The Mars helicopter, Ingenuity, will be dropped from the Perseverance rover soon, but NASA hasn’t determined the exact date. The rover ejected a shield that covered the helicopter over the weekend.

Ingenuity is purely a demonstration like Sojourner was, but it will provide images of the surface around the Perseverance rover.

Depending on its success, NASA may be able to use helicopters to explore Mars faster, said Robert Zubrin, founder and president of the non-profit Mars Society, which advocates for Martian exploration.

“Rovers are great, but they’re slow,” Zubrin told UPI. “A rover might go 600 feet in a day, but a helicopter could fly 600 feet in a few minutes and possibly more than 100 miles in a day at some point.”

 

Zubrin said Ingenuity is one of the most exciting elements of the Perseverance rover, which landed on Mars on Feb. 18. The rover and the helicopter made the 300 million-mile journey after being launched from Florida in July.

Zubrin said he and the society’s 5,000 members eagerly anticipate seeing Ingenuity fly.
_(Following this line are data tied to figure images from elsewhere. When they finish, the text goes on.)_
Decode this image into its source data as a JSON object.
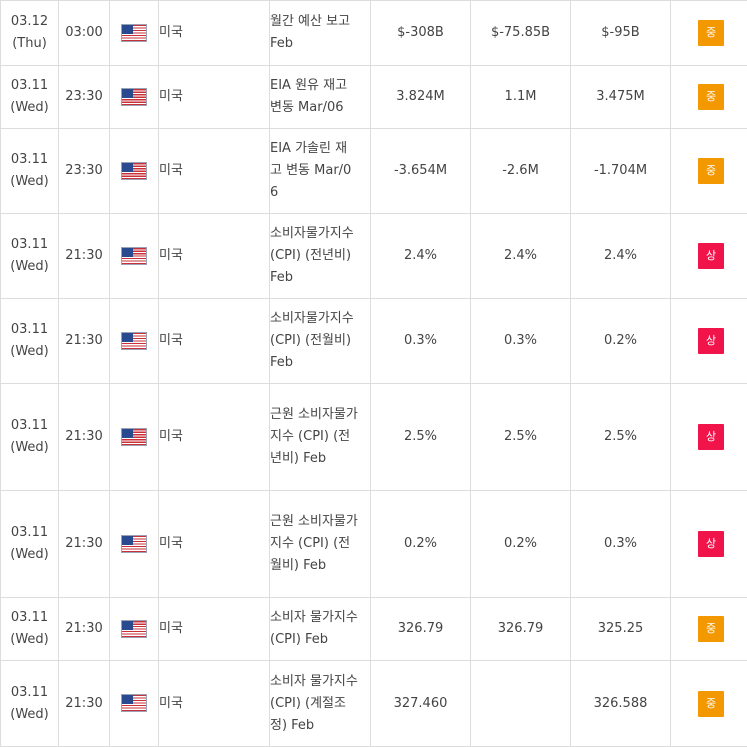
{
  "colors": {
    "importance_mid": "#f39800",
    "importance_high": "#f0144b",
    "border": "#dddddd"
  },
  "rows": [
    {
      "date": "03.12",
      "day": "(Thu)",
      "time": "03:00",
      "flag_icon": "us-flag-icon",
      "country": "미국",
      "event": "월간 예산 보고 Feb",
      "actual": "$-308B",
      "forecast": "$-75.85B",
      "previous": "$-95B",
      "importance": "중"
    },
    {
      "date": "03.11",
      "day": "(Wed)",
      "time": "23:30",
      "flag_icon": "us-flag-icon",
      "country": "미국",
      "event": "EIA 원유 재고 변동 Mar/06",
      "actual": "3.824M",
      "forecast": "1.1M",
      "previous": "3.475M",
      "importance": "중"
    },
    {
      "date": "03.11",
      "day": "(Wed)",
      "time": "23:30",
      "flag_icon": "us-flag-icon",
      "country": "미국",
      "event": "EIA 가솔린 재고 변동 Mar/06",
      "actual": "-3.654M",
      "forecast": "-2.6M",
      "previous": "-1.704M",
      "importance": "중"
    },
    {
      "date": "03.11",
      "day": "(Wed)",
      "time": "21:30",
      "flag_icon": "us-flag-icon",
      "country": "미국",
      "event": "소비자물가지수 (CPI) (전년비) Feb",
      "actual": "2.4%",
      "forecast": "2.4%",
      "previous": "2.4%",
      "importance": "상"
    },
    {
      "date": "03.11",
      "day": "(Wed)",
      "time": "21:30",
      "flag_icon": "us-flag-icon",
      "country": "미국",
      "event": "소비자물가지수 (CPI) (전월비) Feb",
      "actual": "0.3%",
      "forecast": "0.3%",
      "previous": "0.2%",
      "importance": "상"
    },
    {
      "date": "03.11",
      "day": "(Wed)",
      "time": "21:30",
      "flag_icon": "us-flag-icon",
      "country": "미국",
      "event": "근원 소비자물가지수 (CPI) (전년비) Feb",
      "actual": "2.5%",
      "forecast": "2.5%",
      "previous": "2.5%",
      "importance": "상"
    },
    {
      "date": "03.11",
      "day": "(Wed)",
      "time": "21:30",
      "flag_icon": "us-flag-icon",
      "country": "미국",
      "event": "근원 소비자물가지수 (CPI) (전월비) Feb",
      "actual": "0.2%",
      "forecast": "0.2%",
      "previous": "0.3%",
      "importance": "상"
    },
    {
      "date": "03.11",
      "day": "(Wed)",
      "time": "21:30",
      "flag_icon": "us-flag-icon",
      "country": "미국",
      "event": "소비자 물가지수(CPI) Feb",
      "actual": "326.79",
      "forecast": "326.79",
      "previous": "325.25",
      "importance": "중"
    },
    {
      "date": "03.11",
      "day": "(Wed)",
      "time": "21:30",
      "flag_icon": "us-flag-icon",
      "country": "미국",
      "event": "소비자 물가지수(CPI) (계절조정) Feb",
      "actual": "327.460",
      "forecast": "",
      "previous": "326.588",
      "importance": "중"
    }
  ]
}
The little helicopter weighs only 4 pounds, but has dual solar-powered rotors 4 feet in diameter to lift it in the thin Martian air.

“We would use helicopters as drones for reconnaissance for human explorers in the future,” he said. “We could even use a combination of helicopters and robots to help set up human habitats on Mars before people arrive.

“Ultimately, it’s conceivable that astronauts could travel around Mars in helicopters — but they’d have to be much bigger and more powerful.”

Mars has a surface area equivalent to Earth’s continents, so more efficient means to explore it are important, said Ray Arvidson, professor of Earth and planetary sciences at Washington University in St. Louis. He has been involved in every Mars mission since Viking landed on Mars in 1976.

“If the helicopter experiment is a success, it opens up new avenues for exploring the planet, with very detailed reconnaissance from an airborne platform complementing rovers on the ground,” Arvidson said.

 

Such aerial views will allow more efficient characterization of Mars’ “rich and complicated geologic history,” he said.

It remains to be seen if Ingenuity will provide images of the terrain that could help guide Perseverance through Jezero Crater, where it landed, said Kirsten Siebach, assistant professor of planetary geology at Rice University in Houston.

Such help for the rover isn’t a goal for the helicopter, but it could happen, she said.

Even on Earth, geologists often use flying drones to scout difficult terrains like canyons, cliffs or volcanoes, she said.

“If you can’t quite see a rock, or you can see it off in the distance, you can fly a drone there to help you figure out if it’s worth going there,” Seibach said. “Future rovers may be paired with drones to aid navigation.”

She noted that Perseverance’s main goal is to find rocks that provide evidence of past life on Mars. The rover will drill rock samples that NASA intends to retrieve and send back to Earth on future missions.

Siebach hopes to examine those samples one day.

“A success with Ingenuity would just open up the possibilities for the next generation of spacecraft to provide a new angle on Mars that we’ve never seen before,” she said.